From a journalist issued death threats for her investigative work and a activist who helps women and girls learn computer programming to foster female economic independence, to an organisation that provides support for female victims of online harassment, the 2018 Index on Censorship Freedom of Expression Awards shortlist includes women who work with bravery and persistence in the face of adversity.
On International Women’s Day, we celebrate and honour the amazing women on our awards shortlist.
The Museum of Dissidence was co-founded by curator Yanelys Nuñez Leyv in Cuba. Nuñez Leyva was previously a staff writer at a magazine published by the ministry of culture until she was fired for her involvement with the museum. Despite this, she has continued her involvement with the museum organising radical public art projects and installations. The museum also seeks to reclaim a positive notion of the word “dissident” in Cuba.
The women-run campaign Open Stadiums asserts a woman’s rights to attend public sporting events in Iran. The campaign challenges the country’s current religious and political regime while engaging women in human rights conversations previously deemed unimportant. Iranian women face many restrictions in public spaces and Open Stadiums has generated conversations on their right to attend public events which is currently a taboo in the country.
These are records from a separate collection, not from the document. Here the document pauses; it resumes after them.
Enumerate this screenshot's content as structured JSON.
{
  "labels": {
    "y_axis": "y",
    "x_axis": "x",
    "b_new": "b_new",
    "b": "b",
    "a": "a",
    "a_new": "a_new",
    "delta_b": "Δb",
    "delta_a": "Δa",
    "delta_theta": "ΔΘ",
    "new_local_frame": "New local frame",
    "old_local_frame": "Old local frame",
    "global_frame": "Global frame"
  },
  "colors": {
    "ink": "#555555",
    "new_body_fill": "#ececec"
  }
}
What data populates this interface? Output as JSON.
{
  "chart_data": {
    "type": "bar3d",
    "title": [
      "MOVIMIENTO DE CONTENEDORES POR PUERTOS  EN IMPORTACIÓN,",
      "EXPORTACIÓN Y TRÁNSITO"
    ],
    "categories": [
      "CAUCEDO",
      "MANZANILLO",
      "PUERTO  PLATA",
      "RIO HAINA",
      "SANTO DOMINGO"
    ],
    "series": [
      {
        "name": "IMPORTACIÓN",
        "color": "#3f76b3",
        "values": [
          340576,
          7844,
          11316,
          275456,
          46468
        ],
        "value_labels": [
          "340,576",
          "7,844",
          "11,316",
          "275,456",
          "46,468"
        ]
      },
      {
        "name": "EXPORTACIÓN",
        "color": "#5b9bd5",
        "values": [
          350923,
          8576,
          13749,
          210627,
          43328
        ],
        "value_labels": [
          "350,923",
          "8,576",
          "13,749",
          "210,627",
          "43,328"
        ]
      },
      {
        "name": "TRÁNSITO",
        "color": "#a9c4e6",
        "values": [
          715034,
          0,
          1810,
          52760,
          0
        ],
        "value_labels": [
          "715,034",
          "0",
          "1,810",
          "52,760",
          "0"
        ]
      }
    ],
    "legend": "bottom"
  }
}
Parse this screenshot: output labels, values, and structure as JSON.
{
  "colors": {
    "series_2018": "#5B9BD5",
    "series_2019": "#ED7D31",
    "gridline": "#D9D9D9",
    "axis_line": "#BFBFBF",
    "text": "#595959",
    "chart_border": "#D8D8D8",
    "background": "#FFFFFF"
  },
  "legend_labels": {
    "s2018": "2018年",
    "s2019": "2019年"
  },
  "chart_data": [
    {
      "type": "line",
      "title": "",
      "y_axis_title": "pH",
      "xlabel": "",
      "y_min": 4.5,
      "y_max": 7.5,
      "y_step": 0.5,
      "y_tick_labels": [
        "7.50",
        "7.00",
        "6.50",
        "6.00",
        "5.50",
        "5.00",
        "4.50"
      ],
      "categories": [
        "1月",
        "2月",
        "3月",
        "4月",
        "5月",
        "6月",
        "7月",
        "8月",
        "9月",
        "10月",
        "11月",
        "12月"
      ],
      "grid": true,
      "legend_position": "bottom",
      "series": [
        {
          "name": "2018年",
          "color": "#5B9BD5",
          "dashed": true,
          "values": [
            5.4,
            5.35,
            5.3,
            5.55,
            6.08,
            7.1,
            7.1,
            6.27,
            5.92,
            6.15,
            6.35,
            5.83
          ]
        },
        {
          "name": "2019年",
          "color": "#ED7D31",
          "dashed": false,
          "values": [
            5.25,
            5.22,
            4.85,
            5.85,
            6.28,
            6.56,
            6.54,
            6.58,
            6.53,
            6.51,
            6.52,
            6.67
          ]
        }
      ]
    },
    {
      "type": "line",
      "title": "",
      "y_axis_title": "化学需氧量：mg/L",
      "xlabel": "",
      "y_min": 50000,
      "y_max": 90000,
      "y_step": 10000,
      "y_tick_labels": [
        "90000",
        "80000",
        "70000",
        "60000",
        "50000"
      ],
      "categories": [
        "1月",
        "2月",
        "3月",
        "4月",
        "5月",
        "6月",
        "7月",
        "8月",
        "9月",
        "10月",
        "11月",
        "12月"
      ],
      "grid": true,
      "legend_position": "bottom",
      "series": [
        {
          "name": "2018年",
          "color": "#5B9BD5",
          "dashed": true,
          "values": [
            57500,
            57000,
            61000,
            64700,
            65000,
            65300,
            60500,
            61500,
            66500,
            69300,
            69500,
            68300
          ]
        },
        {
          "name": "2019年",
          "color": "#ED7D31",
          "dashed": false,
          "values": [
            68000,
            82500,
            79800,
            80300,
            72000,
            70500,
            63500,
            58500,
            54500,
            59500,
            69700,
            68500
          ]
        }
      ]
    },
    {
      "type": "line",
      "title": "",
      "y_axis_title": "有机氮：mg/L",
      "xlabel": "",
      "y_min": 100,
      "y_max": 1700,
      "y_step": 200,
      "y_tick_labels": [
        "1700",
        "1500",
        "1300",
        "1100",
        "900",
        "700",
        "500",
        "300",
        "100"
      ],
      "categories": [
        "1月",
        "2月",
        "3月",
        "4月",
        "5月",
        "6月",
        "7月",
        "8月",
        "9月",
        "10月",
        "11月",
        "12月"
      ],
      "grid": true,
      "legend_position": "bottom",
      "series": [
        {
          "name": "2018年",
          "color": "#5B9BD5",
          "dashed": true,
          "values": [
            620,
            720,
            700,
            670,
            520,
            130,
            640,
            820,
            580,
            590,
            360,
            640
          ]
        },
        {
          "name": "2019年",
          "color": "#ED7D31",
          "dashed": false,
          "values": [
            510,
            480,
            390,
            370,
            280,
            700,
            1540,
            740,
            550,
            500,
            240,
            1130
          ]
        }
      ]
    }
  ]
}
Digital Rights Foundation is a cyber-harassment hotline based in Pakistan that helped over one thousand women in its first year. DRF provides a harassment helpline team which includes a digital security expert, a trained lawyer and a qualified psychologist, all of which can provide specialised assistance to women.
Digital Activism nominee Fereshteh Forough is the founder of Code to Inspire, a project that helps women and girls learn to code. The programme fosters female economic independence and broaden commercial opportunities for women in a patricahal society.
Journalist Wendy Funes risks her life for the right to report in Honduras. Journalists in the country face a harsh and repressive environment, but Funes continues to report on corruption, injustice and violence against women in a country where one woman on average is killed every 16 hours.